第二百二十五段
■ 原文
多久資が申しけるは、通憲入道、舞の手の中に興ある事どもを選びて、磯の禅師といひける女に教へて舞はせけり。白き水干に、鞘巻を差させ、烏帽子を引き入れたりければ、男舞とぞ言ひける。禅師が娘、静と言ひける、この芸を継げり。これ、白拍子の根元なり。仏神の本縁を歌ふ。その後、源光行、多くの事を作れり。後鳥羽院の御作もあり、亀菊に教へさせ給ひけるとぞ。
■ 注釈
1 多久資(おほのひさすけ)
・周防守。多家(おおのけ)は、神楽と舞を家業にして宮廷に仕えた。
2 通憲入道
・藤原通憲(みちのり)。鳥羽・崇徳・近衛・後白河の四代天皇に仕え、少納言になる。出家して、信西と称した。博学多才として知られる。
3 磯の禅師
・後に登場する「静」の母。
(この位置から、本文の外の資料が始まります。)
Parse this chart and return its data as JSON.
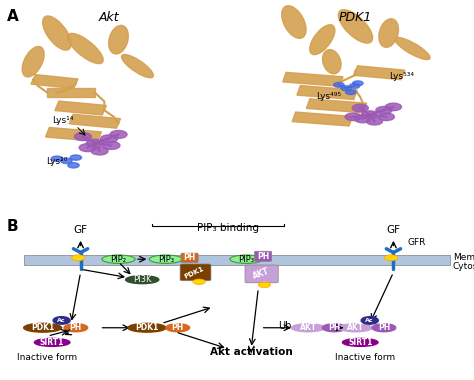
{
  "panel_A_label": "A",
  "panel_B_label": "B",
  "akt_label": "Akt",
  "pdk1_label": "PDK1",
  "lys14_label": "Lys¹⁴",
  "lys20_label": "Lys²⁰",
  "lys495_label": "Lys⁴⁹⁵",
  "lys534_label": "Lys⁵³⁴",
  "pip3_binding_label": "PIP₃ binding",
  "pip2_label": "PIP₂",
  "pip3_label": "PIP₃",
  "pi3k_label": "PI3K",
  "akt_activation_label": "Akt activation",
  "inactive_form_label": "Inactive form",
  "inactive_form2_label": "Inactive form",
  "membrane_label": "Membrane",
  "cytosol_label": "Cytosol",
  "gf_label": "GF",
  "gf2_label": "GF",
  "gfr_label": "GFR",
  "ub_label": "Ub",
  "pdk1_color": "#7B3F00",
  "ph_pdk1_color": "#D2691E",
  "akt_color": "#C8A0D8",
  "ph_akt_color": "#9B59B6",
  "pip2_color": "#90EE90",
  "pip3_color": "#90EE90",
  "pi3k_color": "#2F4F2F",
  "sirt1_color": "#8B008B",
  "ac_color": "#2C2C8C",
  "yellow_color": "#FFD700",
  "membrane_color": "#B0C4DE",
  "receptor_color": "#1E6FBE",
  "background_color": "#FFFFFF",
  "protein_orange": "#D4A050",
  "molecule_purple": "#9B59B6",
  "molecule_blue": "#4169E1"
}
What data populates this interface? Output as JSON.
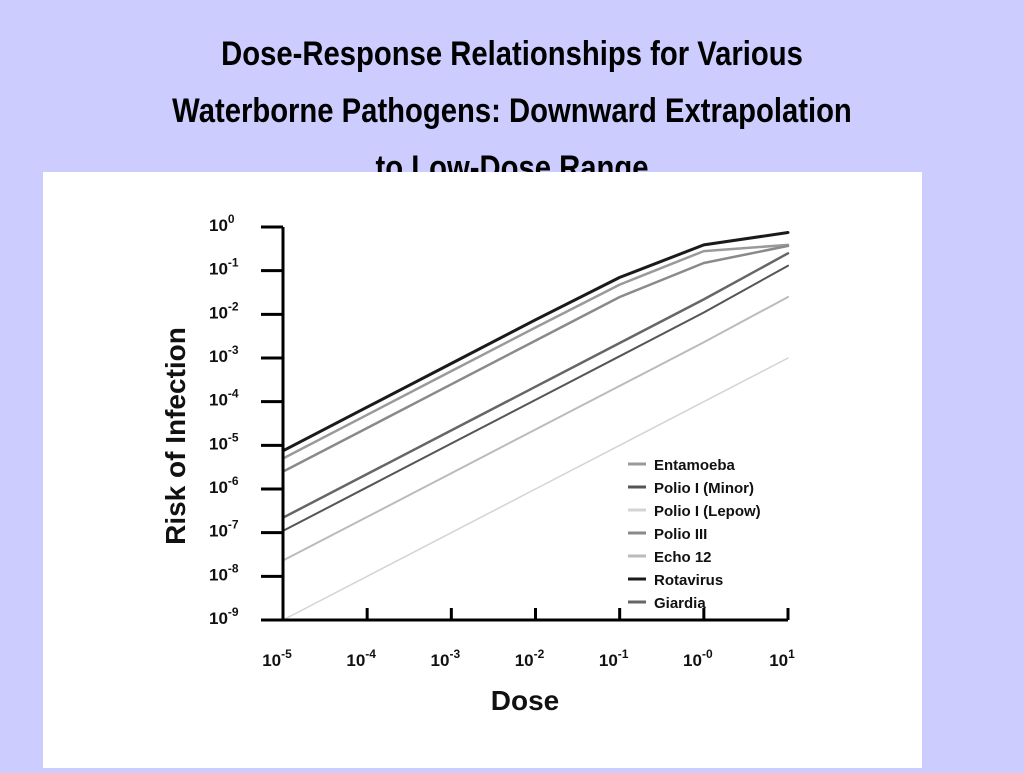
{
  "slide": {
    "title_lines": [
      "Dose-Response Relationships for Various",
      "Waterborne Pathogens:  Downward Extrapolation",
      "to Low-Dose Range"
    ],
    "background": "#ccccff"
  },
  "chart_data": {
    "type": "line",
    "xlabel": "Dose",
    "ylabel": "Risk of Infection",
    "xscale": "log",
    "yscale": "log",
    "xlim": [
      1e-05,
      10
    ],
    "ylim": [
      1e-09,
      1
    ],
    "x_ticks": [
      {
        "value": 1e-05,
        "base": "10",
        "exp": "-5"
      },
      {
        "value": 0.0001,
        "base": "10",
        "exp": "-4"
      },
      {
        "value": 0.001,
        "base": "10",
        "exp": "-3"
      },
      {
        "value": 0.01,
        "base": "10",
        "exp": "-2"
      },
      {
        "value": 0.1,
        "base": "10",
        "exp": "-1"
      },
      {
        "value": 1,
        "base": "10",
        "exp": "-0"
      },
      {
        "value": 10,
        "base": "10",
        "exp": "1"
      }
    ],
    "y_ticks": [
      {
        "value": 1,
        "base": "10",
        "exp": "0"
      },
      {
        "value": 0.1,
        "base": "10",
        "exp": "-1"
      },
      {
        "value": 0.01,
        "base": "10",
        "exp": "-2"
      },
      {
        "value": 0.001,
        "base": "10",
        "exp": "-3"
      },
      {
        "value": 0.0001,
        "base": "10",
        "exp": "-4"
      },
      {
        "value": 1e-05,
        "base": "10",
        "exp": "-5"
      },
      {
        "value": 1e-06,
        "base": "10",
        "exp": "-6"
      },
      {
        "value": 1e-07,
        "base": "10",
        "exp": "-7"
      },
      {
        "value": 1e-08,
        "base": "10",
        "exp": "-8"
      },
      {
        "value": 1e-09,
        "base": "10",
        "exp": "-9"
      }
    ],
    "grid": false,
    "legend_position": "bottom-right",
    "x": [
      1e-05,
      0.0001,
      0.001,
      0.01,
      0.1,
      1,
      10
    ],
    "series": [
      {
        "name": "Entamoeba",
        "color": "#9a9a9a",
        "width": 2.5,
        "values": [
          5e-06,
          5e-05,
          0.0005,
          0.005,
          0.048,
          0.28,
          0.39
        ]
      },
      {
        "name": "Polio I (Minor)",
        "color": "#555555",
        "width": 2,
        "values": [
          1.1e-07,
          1.1e-06,
          1.1e-05,
          0.00011,
          0.0011,
          0.011,
          0.13
        ]
      },
      {
        "name": "Polio I (Lepow)",
        "color": "#d4d4d4",
        "width": 1.5,
        "values": [
          1e-09,
          1e-08,
          1e-07,
          1e-06,
          1e-05,
          0.0001,
          0.001
        ]
      },
      {
        "name": "Polio III",
        "color": "#8a8a8a",
        "width": 2.5,
        "values": [
          2.5e-06,
          2.5e-05,
          0.00025,
          0.0025,
          0.025,
          0.15,
          0.37
        ]
      },
      {
        "name": "Echo 12",
        "color": "#bbbbbb",
        "width": 2,
        "values": [
          2.3e-08,
          2.3e-07,
          2.3e-06,
          2.3e-05,
          0.00023,
          0.0023,
          0.025
        ]
      },
      {
        "name": "Rotavirus",
        "color": "#1a1a1a",
        "width": 3,
        "values": [
          7.5e-06,
          7.5e-05,
          0.00075,
          0.0075,
          0.07,
          0.39,
          0.75
        ]
      },
      {
        "name": "Giardia",
        "color": "#666666",
        "width": 2.5,
        "values": [
          2.2e-07,
          2.2e-06,
          2.2e-05,
          0.00022,
          0.0022,
          0.022,
          0.25
        ]
      }
    ]
  }
}
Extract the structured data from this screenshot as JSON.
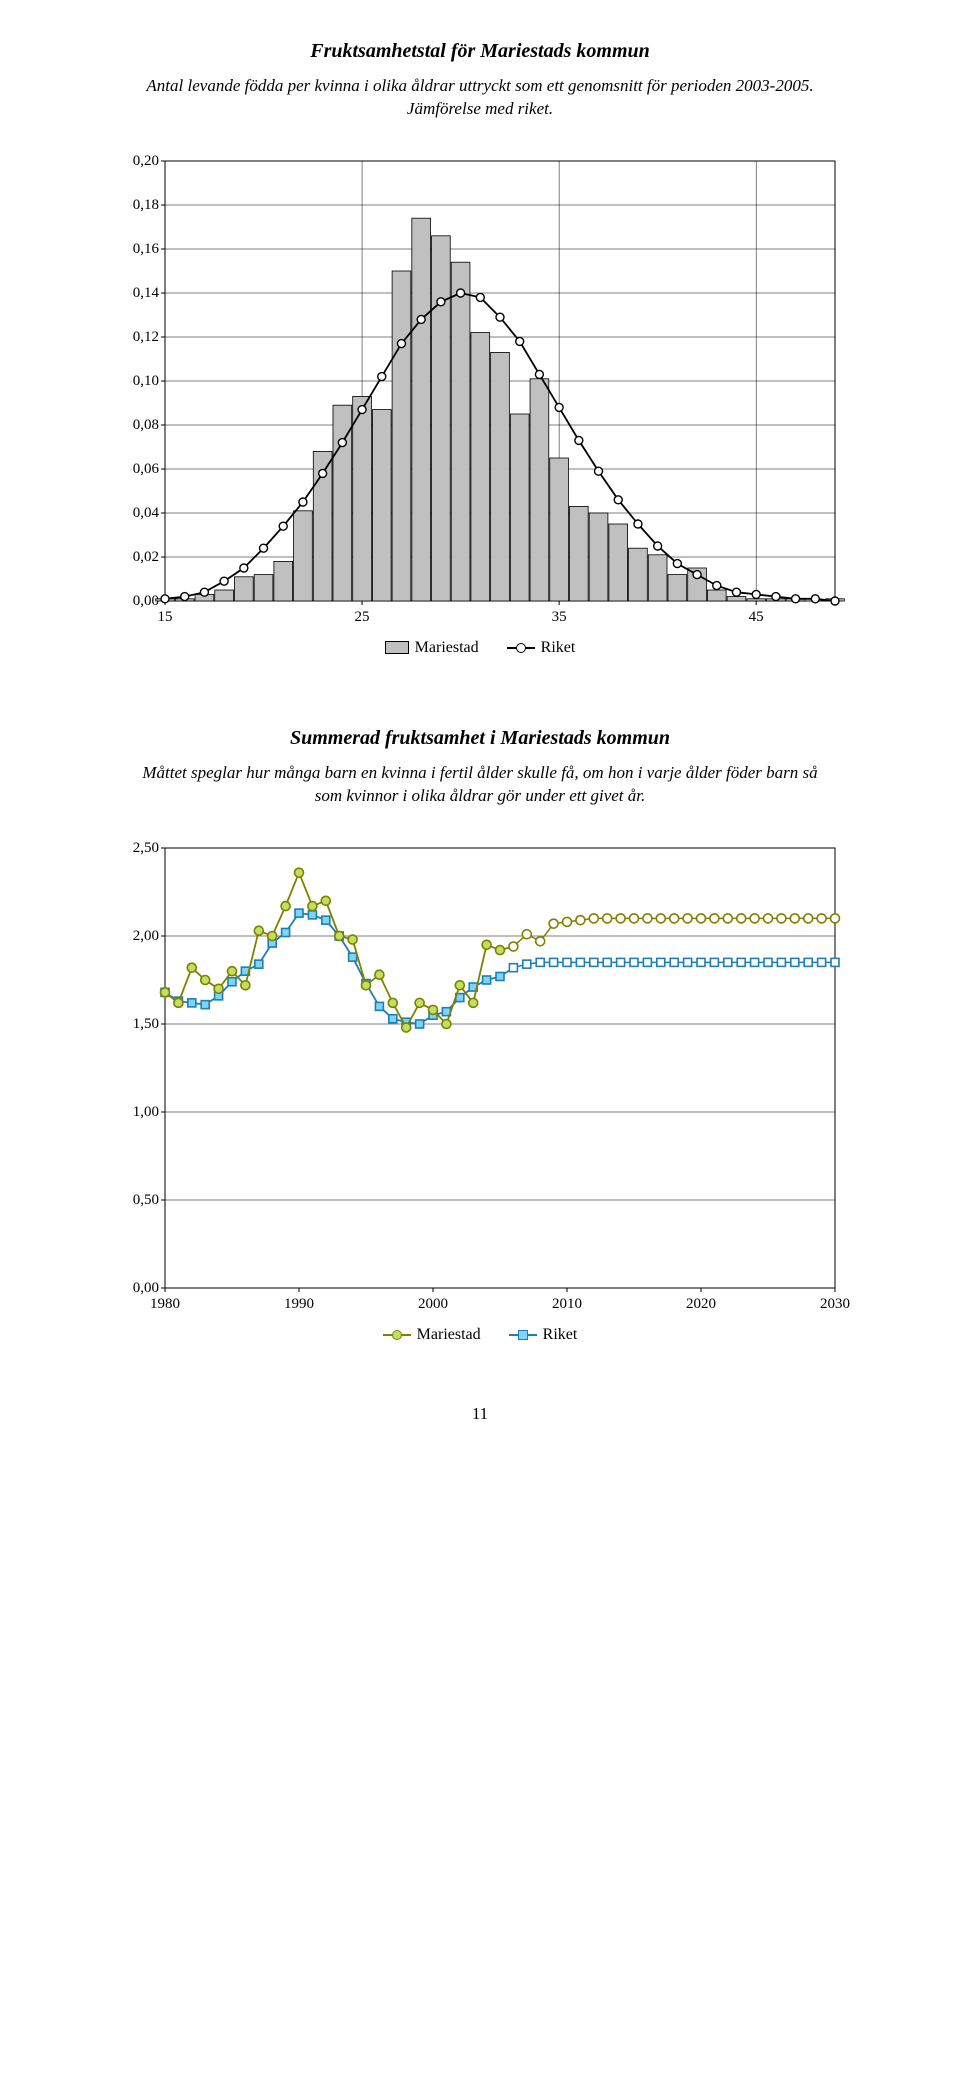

静に伴い京都から鎌倉に下向。「禅師」は芸妓の源氏名。
5 白拍子
・遊女が男装して舞う歌舞。
6 源光行
・鎌倉初期の歌人で学者でもあった。源頼朝のセキュリティ・ポリス。関東地方で活躍し『蒙求和歌』『百詠和歌』などの著書を残す。『源氏物語』の河内本を校閲した。
7 後鳥羽院
・第八十二代の天皇。承久の乱に失敗し、隠岐の島に流される。
参照:後鳥羽天皇 - Wikipedia
参照:承久の乱 - Wikipedia
8 亀菊
・後鳥羽院が寵愛した舞姫。この寵愛が承久の乱の原因の一つとなったと伝えられる。隠岐の島に連れ添う。
■ 現代語訳
舞踏家の多久資が言っていた。「藤原信西入道が、数ある舞の中から好きな物を選んで、磯の禅師という芸妓に教えて舞わせた。白装束に匕首、黒烏帽子という出で立ちだったので、男舞と呼んだ。その芸妓の娘が静御前である。母の舞を伝承したのだ。これが白拍子の起こりである。太古の神話を歌っていたが、のちに、源光行が多くの台本を手がけた。後鳥羽院の手なる作品もあり、愛人の亀菊という芸妓に舞わせた」と。